Looking further back, the meeting affirmed that China's hard power—spanning economy, technology, and defense—and soft power, including culture, institutions, and diplomacy, have significantly strengthened over the past five years. The 15th Five-Year Plan is set to conclude successfully, laying a solid foundation for the next phase of modernization goals.
**Outlook for 2026: High Standards for a Strong Start** The 16th Five-Year Plan period is positioned as a "critical phase to solidify the foundation for socialist modernization and drive comprehensive progress." The Politburo meeting outlined a series of comparative priorities for 2026, including: - Better coordination between domestic economic priorities and international trade challenges. - Balancing development and security with more proactive macro policies. - Enhancing policy foresight, precision, and synergy.
Additional measures include expanding domestic demand, optimizing supply, revitalizing existing resources, fostering new quality productive forces tailored to local conditions, advancing a unified national market, mitigating risks in key sectors, and stabilizing employment, businesses, markets, and expectations.

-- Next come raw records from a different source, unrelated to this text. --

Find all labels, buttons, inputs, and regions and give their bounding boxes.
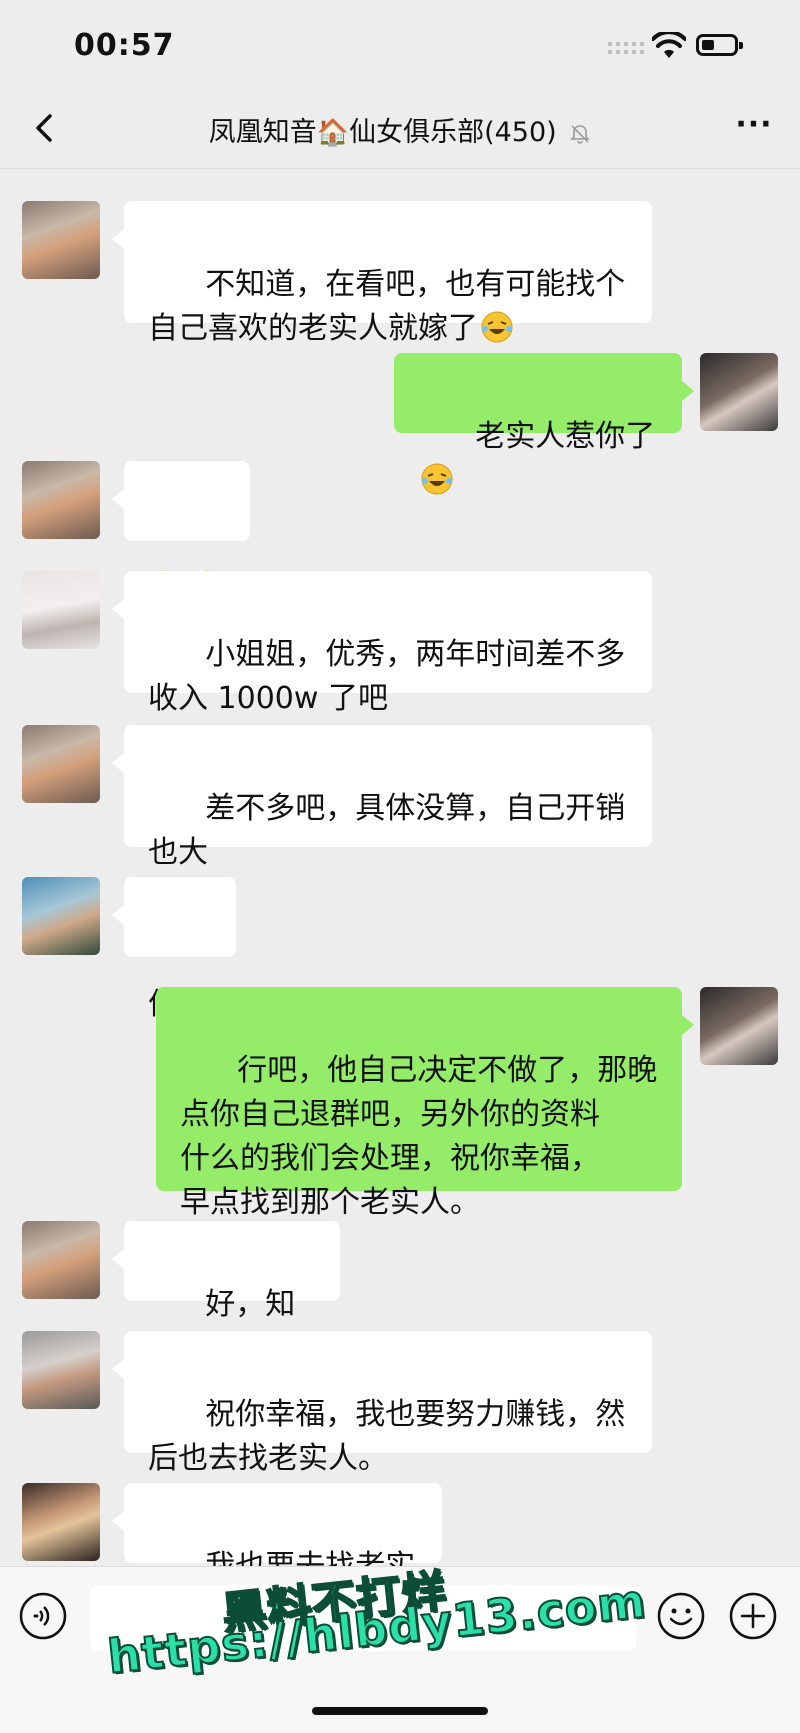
- message-text: 小姐姐，优秀，两年时间差不多 收入 1000w 了吧: [148, 637, 626, 716]
- avatar[interactable]: [22, 571, 100, 649]
- signal-icon: [606, 40, 646, 56]
- message-bubble[interactable]: 小姐姐，优秀，两年时间差不多 收入 1000w 了吧: [112, 571, 652, 716]
- message-text: 差不多吧，具体没算，自己开销 也大: [148, 791, 626, 870]
- message-bubble[interactable]: [112, 461, 250, 606]
- message-bubble[interactable]: 差不多吧，具体没算，自己开销 也大: [112, 725, 652, 870]
- avatar[interactable]: [22, 461, 100, 539]
- message-text: 行吧，他自己决定不做了，那晚 点你自己退群吧，另外你的资料 什么的我们会处理，祝…: [180, 1053, 658, 1220]
- chat-title-part1: 凤凰知音: [208, 117, 317, 148]
- avatar[interactable]: [22, 1483, 100, 1561]
- chat-header: 凤凰知音🏠仙女俱乐部(450) ···: [0, 90, 800, 169]
- avatar[interactable]: [22, 201, 100, 279]
- laugh-cry-emoji-icon: [421, 463, 453, 495]
- message-list: 不知道，在看吧，也有可能找个 自己喜欢的老实人就嫁了 老实人惹你了 小姐姐，优秀…: [0, 169, 800, 1628]
- laugh-cry-emoji-icon: [481, 311, 513, 343]
- avatar[interactable]: [22, 1331, 100, 1409]
- message-bubble[interactable]: 不知道，在看吧，也有可能找个 自己喜欢的老实人就嫁了: [112, 201, 652, 346]
- message-text: 老实人惹你了: [475, 419, 656, 454]
- avatar[interactable]: [22, 1221, 100, 1299]
- plus-icon[interactable]: [728, 1591, 778, 1641]
- status-bar: 00:57: [0, 0, 800, 90]
- wifi-icon: [652, 32, 686, 58]
- message-bubble[interactable]: 祝你幸福，我也要努力赚钱，然 后也去找老实人。: [112, 1331, 652, 1476]
- status-time: 00:57: [74, 28, 175, 63]
- message-bubble[interactable]: 优秀: [112, 877, 236, 1022]
- avatar[interactable]: [700, 987, 778, 1065]
- mute-bell-icon: [570, 124, 591, 144]
- message-bubble[interactable]: 行吧，他自己决定不做了，那晚 点你自己退群吧，另外你的资料 什么的我们会处理，祝…: [156, 987, 694, 1220]
- more-button[interactable]: ···: [734, 110, 774, 146]
- avatar[interactable]: [700, 353, 778, 431]
- message-bubble[interactable]: 老实人惹你了: [394, 353, 694, 495]
- battery-icon: [696, 34, 743, 56]
- home-indicator: [312, 1707, 488, 1715]
- chat-title-part2: 仙女俱乐部(450): [349, 117, 557, 148]
- message-text: 不知道，在看吧，也有可能找个 自己喜欢的老实人就嫁了: [148, 267, 626, 346]
- message-text: 祝你幸福，我也要努力赚钱，然 后也去找老实人。: [148, 1397, 626, 1476]
- voice-icon[interactable]: [18, 1591, 68, 1641]
- chat-title: 凤凰知音🏠仙女俱乐部(450): [0, 110, 800, 149]
- emoji-icon[interactable]: [656, 1591, 706, 1641]
- avatar[interactable]: [22, 877, 100, 955]
- avatar[interactable]: [22, 725, 100, 803]
- house-emoji: 🏠: [316, 118, 350, 148]
- message-bubble[interactable]: 我也要去找老实人: [112, 1483, 442, 1628]
- message-bubble[interactable]: 好，知道了: [112, 1221, 340, 1366]
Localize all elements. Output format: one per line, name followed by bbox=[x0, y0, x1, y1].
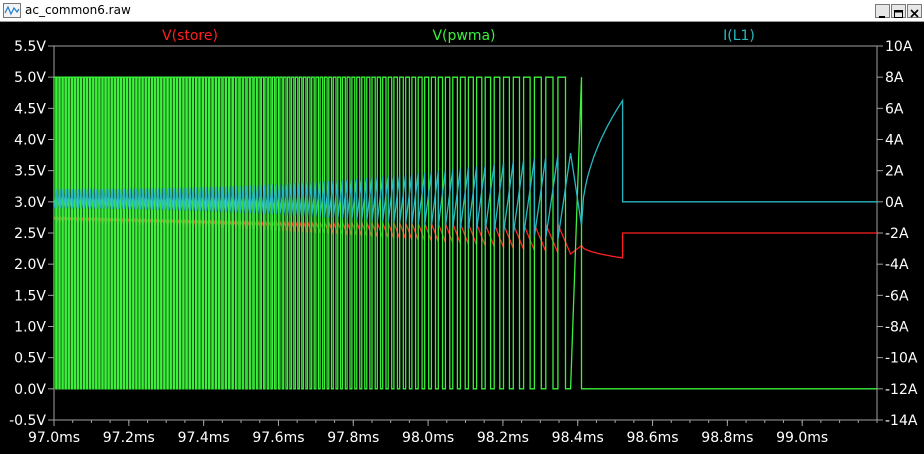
right-tick-label: 8A bbox=[885, 70, 904, 86]
trace-legend: V(store) V(pwma) I(L1) bbox=[162, 28, 755, 44]
left-tick-label: 1.5V bbox=[14, 288, 46, 304]
right-tick-label: -10A bbox=[885, 351, 918, 367]
x-tick-label: 98.8ms bbox=[701, 430, 753, 446]
right-tick-label: 0A bbox=[885, 195, 904, 211]
window-title: ac_common6.raw bbox=[25, 3, 131, 17]
x-tick-label: 97.0ms bbox=[28, 430, 80, 446]
left-tick-label: 0.5V bbox=[14, 351, 46, 367]
x-tick-label: 98.0ms bbox=[402, 430, 454, 446]
minimize-icon bbox=[879, 16, 885, 18]
maximize-button[interactable] bbox=[891, 4, 906, 18]
right-tick-label: 6A bbox=[885, 101, 904, 117]
x-tick-label: 97.8ms bbox=[327, 430, 379, 446]
left-tick-label: 3.0V bbox=[14, 195, 46, 211]
legend-v-pwma[interactable]: V(pwma) bbox=[432, 28, 495, 44]
right-tick-label: -12A bbox=[885, 382, 918, 398]
x-tick-label: 98.6ms bbox=[626, 430, 678, 446]
right-current-axis: 10A 8A 6A 4A 2A 0A -2A -4A -6A -8A -10A -12A -14A bbox=[877, 39, 918, 429]
left-tick-label: 5.5V bbox=[14, 39, 46, 55]
left-tick-label: 4.0V bbox=[14, 133, 46, 149]
left-tick-label: -0.5V bbox=[9, 413, 46, 429]
close-button[interactable] bbox=[907, 4, 922, 18]
right-tick-label: -8A bbox=[885, 320, 909, 336]
right-tick-label: 2A bbox=[885, 164, 904, 180]
right-tick-label: -6A bbox=[885, 288, 909, 304]
left-tick-label: 4.5V bbox=[14, 101, 46, 117]
x-tick-label: 99.0ms bbox=[776, 430, 828, 446]
app-icon bbox=[3, 3, 21, 18]
right-tick-label: -14A bbox=[885, 413, 918, 429]
right-tick-label: -2A bbox=[885, 226, 909, 242]
left-tick-label: 2.5V bbox=[14, 226, 46, 242]
time-axis: 97.0ms 97.2ms 97.4ms 97.6ms 97.8ms 98.0ms 98.2… bbox=[28, 420, 878, 446]
x-tick-label: 98.2ms bbox=[477, 430, 529, 446]
x-tick-label: 98.4ms bbox=[552, 430, 604, 446]
left-tick-label: 3.5V bbox=[14, 164, 46, 180]
right-tick-label: 10A bbox=[885, 39, 913, 55]
traces bbox=[53, 76, 877, 390]
plot-area[interactable]: 5.5V 5.0V 4.5V 4.0V 3.5V 3.0V 2.5V 2.0V 1.5V 1.0V… bbox=[0, 22, 924, 454]
legend-v-store[interactable]: V(store) bbox=[162, 28, 218, 44]
close-icon bbox=[910, 9, 919, 18]
x-tick-label: 97.4ms bbox=[178, 430, 230, 446]
x-tick-label: 97.2ms bbox=[103, 430, 155, 446]
x-tick-label: 97.6ms bbox=[252, 430, 304, 446]
left-tick-label: 1.0V bbox=[14, 320, 46, 336]
right-tick-label: 4A bbox=[885, 133, 904, 149]
left-tick-label: 2.0V bbox=[14, 257, 46, 273]
minimize-button[interactable] bbox=[875, 4, 890, 18]
right-tick-label: -4A bbox=[885, 257, 909, 273]
legend-i-l1[interactable]: I(L1) bbox=[723, 28, 755, 44]
left-tick-label: 0.0V bbox=[14, 382, 46, 398]
title-bar[interactable]: ac_common6.raw bbox=[0, 0, 924, 22]
maximize-icon bbox=[894, 10, 903, 18]
left-tick-label: 5.0V bbox=[14, 70, 46, 86]
waveform-viewer-window: ac_common6.raw 5.5V 5.0V 4.5V 4.0V 3.5V 3.0V 2… bbox=[0, 0, 924, 454]
left-voltage-axis: 5.5V 5.0V 4.5V 4.0V 3.5V 3.0V 2.5V 2.0V 1.5V 1.0V… bbox=[9, 39, 54, 429]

Analysts anticipate stronger policy coordination will deliver more impactful results.
Ming Ming, Chief Economist at CITIC Securities, noted that 2026, as the inaugural year of the 16th Five-Year Plan, is expected to see a steady economic start driven by proactive macro policies and forward-looking structural reforms, setting the stage for long-term modernization goals by 2035.
**Policy Direction: Stability, Progress, and Efficiency** The meeting reiterated the principle of "seeking progress while maintaining stability" for 2026, with added emphasis on "quality and efficiency." This reflects policy continuity, stability, and precision. Key measures include: - Continued proactive fiscal policy and accommodative monetary policy. - Leveraging the combined effects of existing and new policies. - Strengthening counter-cyclical and cross-cyclical adjustments to enhance macroeconomic governance.
Eight focal areas were highlighted: domestic demand-driven growth, innovation, reform, openness, balanced development, carbon neutrality, people's livelihoods, and risk prevention.
Deutsche Bank’s Chief China Economist Xiong Yi projected that China’s economy in 2026 will stay on a "determined trajectory," with fiscal expansion persisting and monetary policy acting precisely. Consumption will remain the primary growth driver, investment’s contribution will rebound, and exports are expected to stay robust.
As a key indicator of next year’s economic policies, the Central Economic Work Conference is set to convene soon, offering further clarity on policy coordination for a strong 2026 start.